Silos, silos everywhere. No, I’m not talking about grain silos. Or missile silos. Or even organizational silos. I’m talking about data silos. You know, those pockets of data that exist in an enterprise that only one group has access to and ownership of, and that most of the rest of the organization has no idea even exists.
Silos are a remnant of a time when business units or teams had control of their own data and infrastructure and produced or collected the data that they needed to accomplish their tasks and achieve their goals. However, as organizations changed, teams retained their fiefdoms and have never relinquished the data that they control.
With tight margins and little room for error, pharmaceutical companies are moving to a state in which every decision has to be optimally informed. Whether it’s on the front lines of molecular discovery or in sales and distribution, having access to data and information that impacts these decisions is crucial.
Data democratization means that anyone who has a valid use case and decision point should have access to the data and/or information that they require to make that decision. It means having access to the right data at the right time in the right form, taking into consideration all of the enterprise constructs around privacy, security, and access that typically get lost and result in “data anarchy.”
Why haven’t organizations pressed toward democratization? Why don’t most organizations want to unencumber their data and make it available to the larger enterprise? Fear of data anarchy is one reason, but it’s not the principal reason. The biggest resistance is corporate inertia and the amount of work that goes into developing a data democracy in any organization, especially in pharma.
Within this inertia, three major factors preclude the democratization of enterprise data: organizational governance, data governance, and technological infrastructure.
Organizational governance is the first, major step toward data democracy. And it’s usually the most difficult. Organizational governance means putting in place standards and requirements for creating, managing, storing, and sharing data throughout the organization. Although it may sound simple, the organizational agreement and organizational change management required by this effort is usually the most difficult and time-consuming part of the process.
To get to democratization, it’s crucial to get all of the data stakeholders together to agree on use cases and intended uses of data and to generate standards and policies about data ownership, curation, and stewardship. Models for this agreement range from complete centralization and control to distributed ownership and community access. The right answer is only right for the organization that is building the data democracy, because their data needs dictate organizational governance.

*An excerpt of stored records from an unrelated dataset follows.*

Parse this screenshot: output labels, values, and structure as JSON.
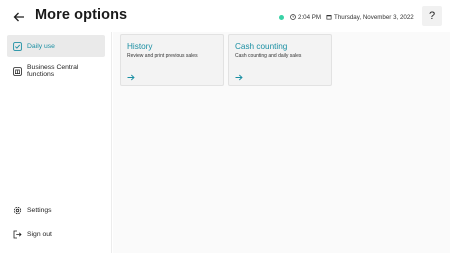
{
  "header": {
    "title": "More options",
    "status_color": "#39d2a6",
    "time": "2:04 PM",
    "date": "Thursday, November 3, 2022",
    "help_label": "?"
  },
  "sidebar": {
    "items": [
      {
        "label": "Daily use",
        "icon": "check-square-icon",
        "selected": true
      },
      {
        "label": "Business Central functions",
        "icon": "bank-icon",
        "selected": false
      }
    ],
    "bottom": [
      {
        "label": "Settings",
        "icon": "gear-icon"
      },
      {
        "label": "Sign out",
        "icon": "sign-out-icon"
      }
    ]
  },
  "cards": [
    {
      "title": "History",
      "description": "Review and print previous sales",
      "icon": "arrow-right-icon"
    },
    {
      "title": "Cash counting",
      "description": "Cash counting and daily sales",
      "icon": "arrow-right-icon"
    }
  ],
  "colors": {
    "accent": "#1a8fa3",
    "selected_bg": "#eaeaea"
  }
}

Data governance is the complement of organizational governance. Organizational governance looks at the people and processes involved with data management. Data governance focuses on the rules and standards around the data itself from how it’s generated to how it’s stored and consumed. Again, this process requires data stakeholders to determine the use cases and intended uses of the enterprise’s data and then determine how that data can and should be used.

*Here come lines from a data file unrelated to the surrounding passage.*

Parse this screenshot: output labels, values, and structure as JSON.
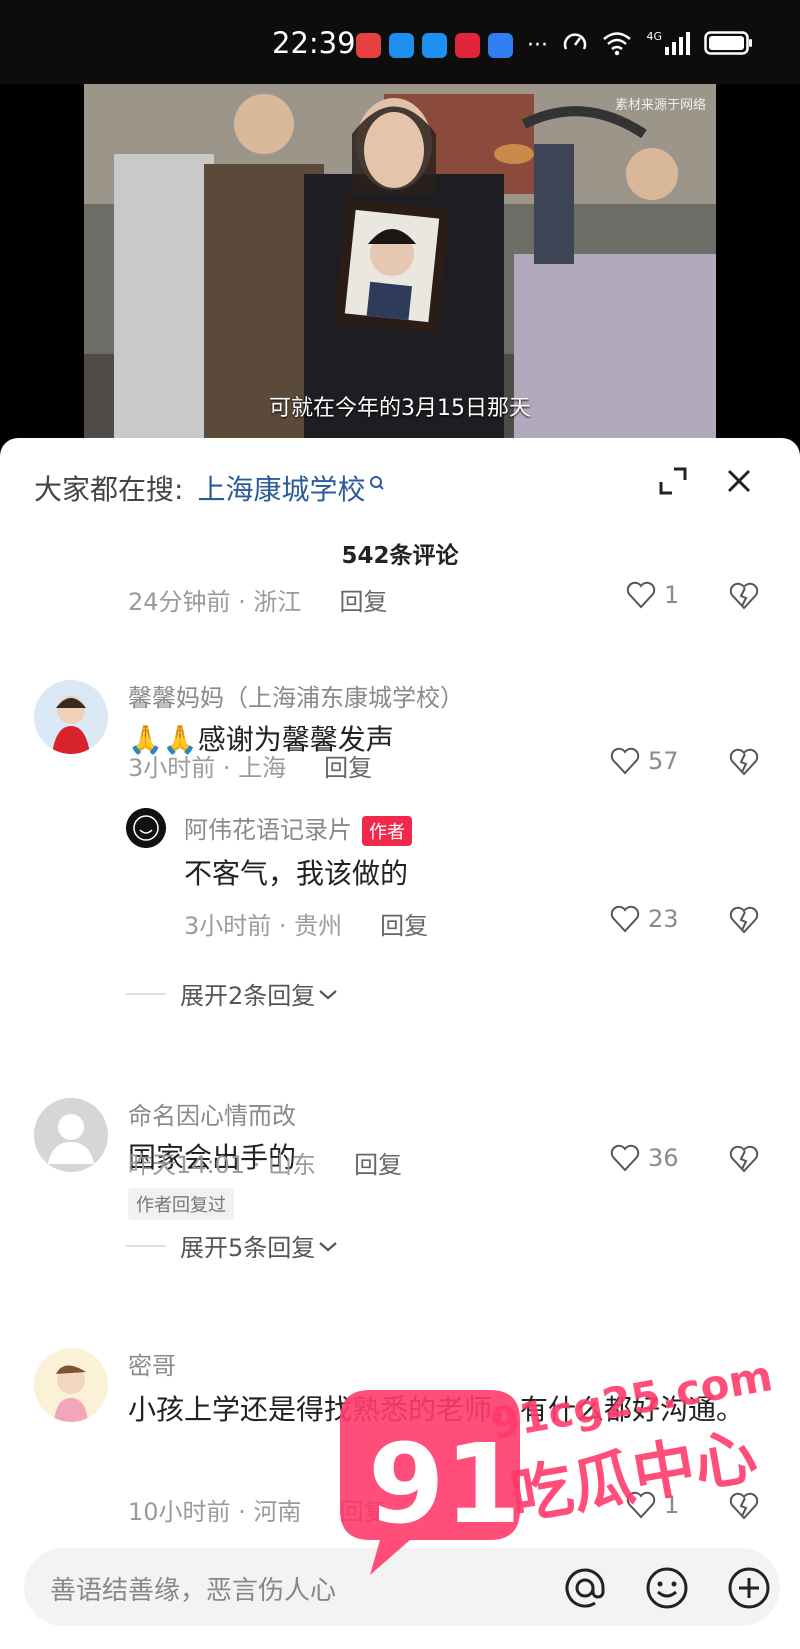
{
  "status_bar": {
    "time": "22:39",
    "network": "4G",
    "icons": [
      "speed-icon",
      "wifi-icon",
      "signal-icon",
      "battery-icon"
    ],
    "app_icon_colors": [
      "#e64040",
      "#1f8ef1",
      "#1f8ef1",
      "#e0253a",
      "#2f7ff0"
    ],
    "more": "···"
  },
  "video": {
    "watermark": "素材来源于网络",
    "caption": "可就在今年的3月15日那天"
  },
  "sheet": {
    "search_label": "大家都在搜:",
    "search_keyword": "上海康城学校",
    "comment_count": "542条评论"
  },
  "comments": [
    {
      "meta": "24分钟前 · 浙江",
      "reply": "回复",
      "likes": "1"
    },
    {
      "user": "馨馨妈妈（上海浦东康城学校）",
      "text": "🙏🙏感谢为馨馨发声",
      "meta": "3小时前 · 上海",
      "reply": "回复",
      "likes": "57",
      "reply_item": {
        "user": "阿伟花语记录片",
        "badge": "作者",
        "text": "不客气，我该做的",
        "meta": "3小时前 · 贵州",
        "reply": "回复",
        "likes": "23"
      },
      "expand": "展开2条回复"
    },
    {
      "user": "命名因心情而改",
      "text": "国家会出手的",
      "meta": "昨天14:01 · 山东",
      "reply": "回复",
      "likes": "36",
      "tag": "作者回复过",
      "expand": "展开5条回复"
    },
    {
      "user": "密哥",
      "text": "小孩上学还是得找熟悉的老师，有什么都好沟通。",
      "meta": "10小时前 · 河南",
      "reply": "回复",
      "likes": "1"
    }
  ],
  "input": {
    "placeholder": "善语结善缘，恶言伤人心",
    "icons": [
      "at-icon",
      "emoji-icon",
      "add-icon"
    ]
  },
  "overlay_watermark": {
    "number": "91",
    "url": "91cg25.com",
    "text": "吃瓜中心",
    "color": "#ff3b6b"
  }
}
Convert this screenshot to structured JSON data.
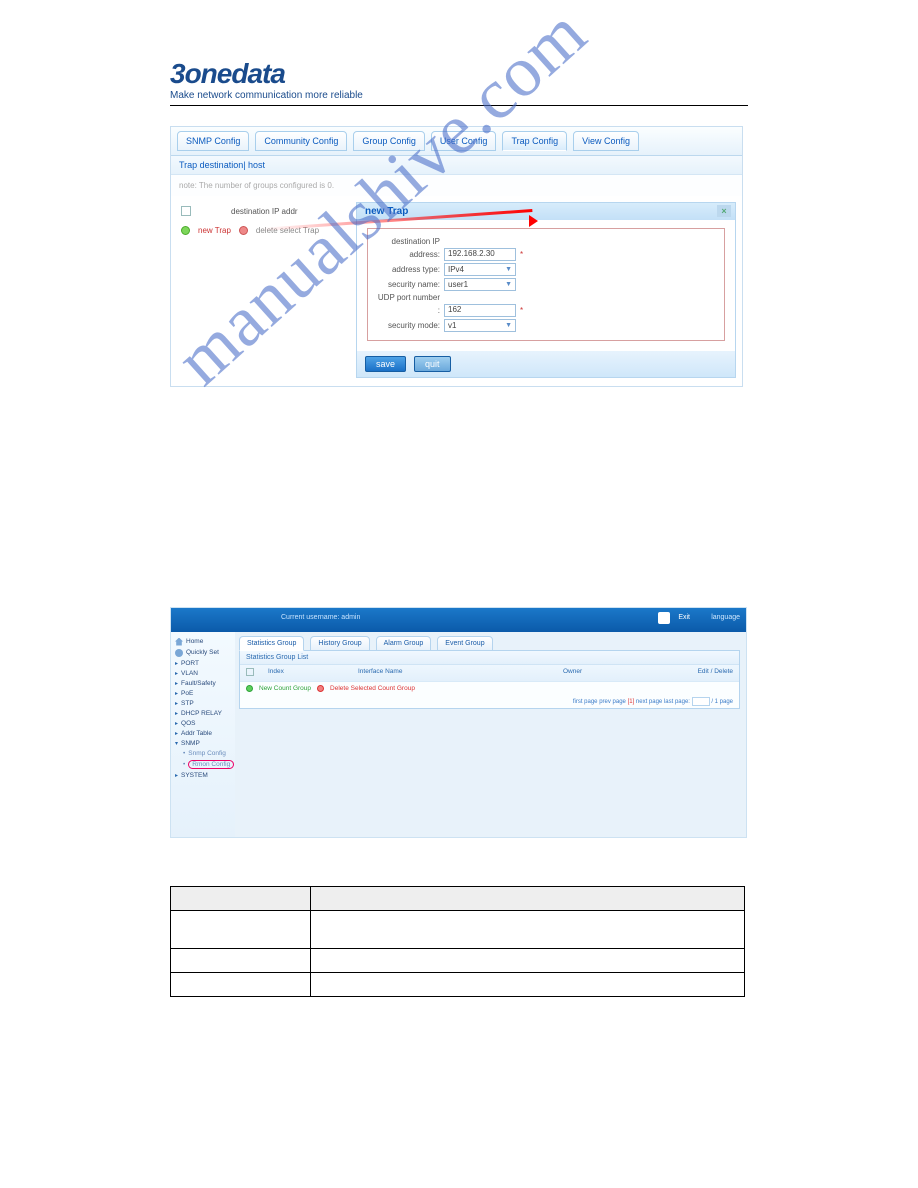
{
  "logo": {
    "brand": "3onedata",
    "tagline": "Make network communication more reliable"
  },
  "shot1": {
    "tabs": [
      "SNMP Config",
      "Community Config",
      "Group Config",
      "User Config",
      "Trap Config",
      "View Config"
    ],
    "active_tab": 4,
    "subtitle": "Trap destination| host",
    "note": "note:  The number of groups configured is 0.",
    "left_header": "destination IP addr",
    "new_trap": "new Trap",
    "del_trap": "delete select Trap",
    "modal": {
      "title": "new Trap",
      "fields": {
        "dest_ip_label": "destination IP",
        "address_label": "address:",
        "address_value": "192.168.2.30",
        "addr_type_label": "address type:",
        "addr_type_value": "IPv4",
        "sec_name_label": "security name:",
        "sec_name_value": "user1",
        "udp_label": "UDP port number",
        "udp_blank": ":",
        "udp_value": "162",
        "sec_mode_label": "security mode:",
        "sec_mode_value": "v1"
      },
      "save": "save",
      "quit": "quit"
    }
  },
  "shot2": {
    "current_user": "Current username: admin",
    "exit": "Exit",
    "language": "language",
    "sidebar": [
      {
        "label": "Home",
        "type": "icon-house"
      },
      {
        "label": "Quickly Set",
        "type": "icon-gear"
      },
      {
        "label": "PORT",
        "type": "caret"
      },
      {
        "label": "VLAN",
        "type": "caret"
      },
      {
        "label": "Fault/Safety",
        "type": "caret"
      },
      {
        "label": "PoE",
        "type": "caret"
      },
      {
        "label": "STP",
        "type": "caret"
      },
      {
        "label": "DHCP RELAY",
        "type": "caret"
      },
      {
        "label": "QOS",
        "type": "caret"
      },
      {
        "label": "Addr Table",
        "type": "caret"
      },
      {
        "label": "SNMP",
        "type": "caret-open"
      },
      {
        "label": "Snmp Config",
        "type": "sub"
      },
      {
        "label": "Rmon Config",
        "type": "sub-circled"
      },
      {
        "label": "SYSTEM",
        "type": "caret"
      }
    ],
    "tabs": [
      "Statistics Group",
      "History Group",
      "Alarm Group",
      "Event Group"
    ],
    "active_tab": 0,
    "panel_title": "Statistics Group List",
    "cols": [
      "",
      "Index",
      "Interface Name",
      "Owner",
      "Edit / Delete"
    ],
    "action_new": "New Count Group",
    "action_del": "Delete Selected Count Group",
    "pager": {
      "first": "first page",
      "prev": "prev page",
      "cur": "[1]",
      "next": "next page",
      "last": "last page:",
      "total": "/ 1 page"
    }
  },
  "watermark": "manualshive.com",
  "chart_data": {
    "type": "table",
    "rows": 3,
    "cols": 2,
    "header_row": true,
    "cells": [
      [
        "",
        ""
      ],
      [
        "",
        ""
      ],
      [
        "",
        ""
      ]
    ]
  }
}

Although not as potentially painful in terms of interpersonal engagements, data governance can be exceptionally difficult from a volume, variety, and duplication perspective. Even though it seems daunting, data governance can be done incrementally by focusing on priority use cases that are aligned with operational needs and projects, and it can follow an xOps or agile paradigm.
Technological infrastructure is typically the easiest part of the process to deal with, but it can be the most expensive. Technology that supports democratization generally falls into one of two categories: governance or access. Governance tools generally hold the metadata, the rules about the data, that are established in the two governance processes. Access is where the implementation of governance comes into play. Any paradigm, from data ponds to lake houses to virtual lakes, can be implemented, as long as the technology enables and empowers both organizational and data governance.

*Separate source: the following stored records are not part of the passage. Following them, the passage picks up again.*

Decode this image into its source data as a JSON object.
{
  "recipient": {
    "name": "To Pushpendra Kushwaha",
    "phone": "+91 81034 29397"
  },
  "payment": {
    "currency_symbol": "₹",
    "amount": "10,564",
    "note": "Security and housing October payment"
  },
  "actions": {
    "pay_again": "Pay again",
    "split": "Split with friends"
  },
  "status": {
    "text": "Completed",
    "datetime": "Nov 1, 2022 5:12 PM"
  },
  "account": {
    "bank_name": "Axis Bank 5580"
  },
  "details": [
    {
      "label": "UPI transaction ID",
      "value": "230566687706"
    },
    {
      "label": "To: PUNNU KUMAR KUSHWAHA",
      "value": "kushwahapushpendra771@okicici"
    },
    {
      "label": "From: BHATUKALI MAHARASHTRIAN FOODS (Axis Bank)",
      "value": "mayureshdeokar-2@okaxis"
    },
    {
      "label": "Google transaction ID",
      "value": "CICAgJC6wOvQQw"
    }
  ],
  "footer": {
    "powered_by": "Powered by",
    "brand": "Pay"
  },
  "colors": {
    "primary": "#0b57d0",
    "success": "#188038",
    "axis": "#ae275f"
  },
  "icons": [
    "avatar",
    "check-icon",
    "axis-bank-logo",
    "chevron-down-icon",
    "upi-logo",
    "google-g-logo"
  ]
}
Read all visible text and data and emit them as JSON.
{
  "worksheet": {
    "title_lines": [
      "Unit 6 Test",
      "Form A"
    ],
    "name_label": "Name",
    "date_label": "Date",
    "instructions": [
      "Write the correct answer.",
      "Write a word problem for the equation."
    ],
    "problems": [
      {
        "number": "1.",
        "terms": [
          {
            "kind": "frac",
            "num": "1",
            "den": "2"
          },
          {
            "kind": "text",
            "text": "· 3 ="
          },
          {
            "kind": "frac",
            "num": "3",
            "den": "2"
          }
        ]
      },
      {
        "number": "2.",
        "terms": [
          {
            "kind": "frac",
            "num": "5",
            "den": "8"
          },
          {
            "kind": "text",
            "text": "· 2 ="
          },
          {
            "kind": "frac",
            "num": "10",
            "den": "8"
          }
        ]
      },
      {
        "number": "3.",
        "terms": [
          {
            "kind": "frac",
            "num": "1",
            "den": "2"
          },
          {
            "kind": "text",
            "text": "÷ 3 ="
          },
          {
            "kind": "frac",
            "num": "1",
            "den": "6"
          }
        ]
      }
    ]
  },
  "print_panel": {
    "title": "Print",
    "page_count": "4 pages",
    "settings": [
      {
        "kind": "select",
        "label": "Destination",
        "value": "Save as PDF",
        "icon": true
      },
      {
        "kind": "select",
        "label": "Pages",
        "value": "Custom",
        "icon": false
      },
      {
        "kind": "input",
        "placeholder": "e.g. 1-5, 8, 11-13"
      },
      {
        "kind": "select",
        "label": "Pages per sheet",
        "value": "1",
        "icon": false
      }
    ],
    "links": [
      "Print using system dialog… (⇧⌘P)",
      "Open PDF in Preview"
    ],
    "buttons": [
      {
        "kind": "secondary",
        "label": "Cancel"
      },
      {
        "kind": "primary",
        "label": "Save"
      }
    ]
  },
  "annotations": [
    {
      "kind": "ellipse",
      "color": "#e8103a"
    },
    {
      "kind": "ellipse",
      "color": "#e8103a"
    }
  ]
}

Infrastructure that supports democratization can span multiple tenants and range from on premises to public cloud. A lot of thought must be given to the architecture chosen so that it meets organizational needs and strategies while remaining cost effective and achievable. This kind of finesse represents the difference between a true data democracy with pristine data and a data swamp that does not support any organizational outcomes. Unfortunately, the latter is how many organizations feel about their democratization efforts.
A simple way to look at the infrastructure is to define a data fabric, a set of capabilities that manage and store data consistently and effectively across the entire data estate. NetApp® ONTAP® data management software does just that, allowing seamless management of data on premises or in the cloud. A data fabric powered by NetApp optimizes the storage of files, blocks, and objects. Tools like the NetApp StorageGRID® object-based storage solution and NetApp Cloud Volumes ONTAP help ensure that data is where it needs to be, when it needs to be there. The infrastructure must also be considered holistically and robustly. NetApp delivers industry-leading data protection with Cloud Secure, data management with Cloud Insights, and capabilities for data science production work streams with the Data Science Toolkit.
In pharma, where holistic perspective is a distinct advantage and necessary to accelerate the business, a data democracy provides the foundation for insights and decision making. Done right, it should be the source of truth and believability for the entire enterprise, eliminating duplication of work, errors, and other incidents that slow down time to market.